上述所有操作被称为 Fiber 内部工作(work inside Fiber). 需要完成的工作类型取决于 React Element 的类型. 比如, 对于 Class Component, React 会进行实例化, 然而不会实例化 Functional Component. 如果感兴趣的话, 在这里你可以看到 Fiber 上所有的工作类型. Andrew 也在演讲中提到了这些:

当处理 UI 的时候, 如果一次性执行太多的 React 工作, 那么可能会导致动画掉帧...

那么 '一次性执行指的是什么? 如果 React 以同步的方式遍历整个组件树, 并且对每个组件进行更新, 那么代码的执行时间有可能会超过 16ms 有效时间, 从而造成掉帧卡顿现象.

那么这个问题可以解决吗?

较新的浏览器以及 React Native 实现了相关 API, 来解决这个问题...
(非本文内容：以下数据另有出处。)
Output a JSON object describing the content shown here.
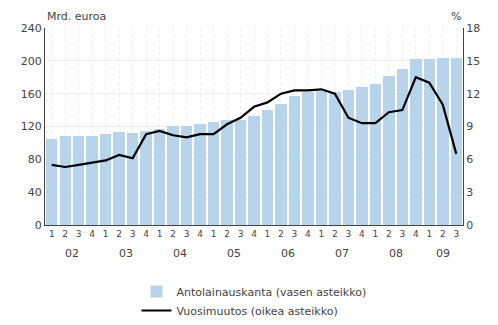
{
  "chart_data": {
    "type": "bar",
    "categories": [
      "1",
      "2",
      "3",
      "4",
      "1",
      "2",
      "3",
      "4",
      "1",
      "2",
      "3",
      "4",
      "1",
      "2",
      "3",
      "4",
      "1",
      "2",
      "3",
      "4",
      "1",
      "2",
      "3",
      "4",
      "1",
      "2",
      "3",
      "4",
      "1",
      "2",
      "3"
    ],
    "series": [
      {
        "name": "Antolainauskanta (vasen asteikko)",
        "type": "bar",
        "color": "#b8d4ea",
        "values": [
          105,
          108,
          108,
          109,
          111,
          113,
          112,
          114,
          117,
          121,
          121,
          123,
          126,
          128,
          128,
          133,
          140,
          148,
          157,
          162,
          163,
          162,
          165,
          168,
          172,
          182,
          190,
          202,
          202,
          204,
          203
        ]
      },
      {
        "name": "Vuosimuutos (oikea asteikko)",
        "type": "line",
        "color": "#000000",
        "axis": "y2",
        "values": [
          5.5,
          5.3,
          5.5,
          5.7,
          5.9,
          6.4,
          6.1,
          8.3,
          8.6,
          8.2,
          8.0,
          8.3,
          8.3,
          9.2,
          9.8,
          10.8,
          11.2,
          12.0,
          12.3,
          12.3,
          12.4,
          12.0,
          9.8,
          9.3,
          9.3,
          10.3,
          10.5,
          13.5,
          13.0,
          11.0,
          6.5
        ]
      }
    ],
    "ylabel": "Mrd. euroa",
    "y2label": "%",
    "ylim": [
      0,
      240
    ],
    "yticks": [
      0,
      40,
      80,
      120,
      160,
      200,
      240
    ],
    "y2lim": [
      0,
      18
    ],
    "y2ticks": [
      0,
      3,
      6,
      9,
      12,
      15,
      18
    ],
    "annotations": [
      "02",
      "03",
      "04",
      "05",
      "06",
      "07",
      "08",
      "09"
    ],
    "grid": true,
    "legend": "bottom"
  }
}
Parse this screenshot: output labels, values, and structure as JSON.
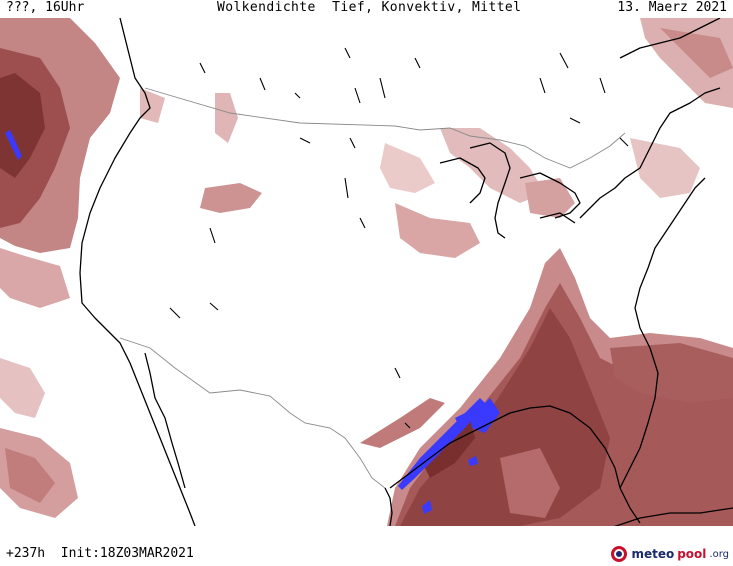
{
  "header": {
    "left": "???, 16Uhr",
    "title": "Wolkendichte  Tief, Konvektiv, Mittel",
    "date": "13. Maerz 2021"
  },
  "footer": {
    "run": "+237h  Init:18Z03MAR2021"
  },
  "brand": {
    "meteo": "meteo",
    "pool": "pool",
    "tld": ".org",
    "colors": {
      "navy": "#1a2a6c",
      "red": "#c8102e"
    }
  },
  "map": {
    "region": "United States",
    "colors": {
      "cloud_light": "#e9c6c6",
      "cloud_mid": "#cf8e8e",
      "cloud_dark": "#a75a5a",
      "cloud_darkest": "#7f3434",
      "convective": "#3a3aff",
      "coast": "#000000",
      "border": "#888888"
    }
  }
}
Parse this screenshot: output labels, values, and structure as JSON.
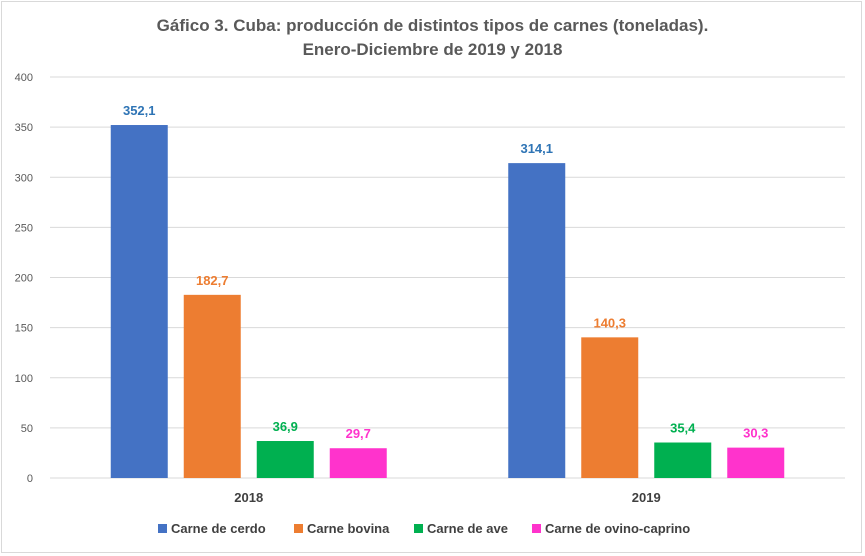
{
  "chart_data": {
    "type": "bar",
    "title": "Gáfico 3. Cuba: producción de distintos tipos de carnes (toneladas).",
    "subtitle": "Enero-Diciembre de 2019 y 2018",
    "categories": [
      "2018",
      "2019"
    ],
    "series": [
      {
        "name": "Carne de cerdo",
        "values": [
          352.1,
          314.1
        ],
        "labels": [
          "352,1",
          "314,1"
        ],
        "color": "#4472c4",
        "label_color": "#2e74b5"
      },
      {
        "name": "Carne bovina",
        "values": [
          182.7,
          140.3
        ],
        "labels": [
          "182,7",
          "140,3"
        ],
        "color": "#ed7d31",
        "label_color": "#ed7d31"
      },
      {
        "name": "Carne de ave",
        "values": [
          36.9,
          35.4
        ],
        "labels": [
          "36,9",
          "35,4"
        ],
        "color": "#00b050",
        "label_color": "#00b050"
      },
      {
        "name": "Carne de ovino-caprino",
        "values": [
          29.7,
          30.3
        ],
        "labels": [
          "29,7",
          "30,3"
        ],
        "color": "#ff33cc",
        "label_color": "#ff33cc"
      }
    ],
    "ylim": [
      0,
      400
    ],
    "yticks": [
      0,
      50,
      100,
      150,
      200,
      250,
      300,
      350,
      400
    ],
    "grid": true,
    "legend": "bottom"
  }
}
全局函数——requestIdleCallback, 可以把函数加入到队列中, 等到浏览器空闲的时候再去调用. 下面的例子告诉你如何使用它:

requestIdleCallback((deadline)=>{
    console.log(deadline.timeRemaining(), deadline.didTimeout)
});

如果在 console 控制台执行上述代码, Chrome 浏览器会打印 49.9 false. 这表明我有 49.9ms 去做任何我想做的工作, 并且时间还有富余, 否则 deadline.didTimeout 会变为 true. 记住, 一旦浏览器执行工作, timeRemaining 会立刻改变, 所以应该随时检查它.

requestIdleCallback 在使用上其实是有局限性的, 不能频繁地调用它去实现平滑的 UI 渲染, 所以 React 团队不得不实现他们自己的版本.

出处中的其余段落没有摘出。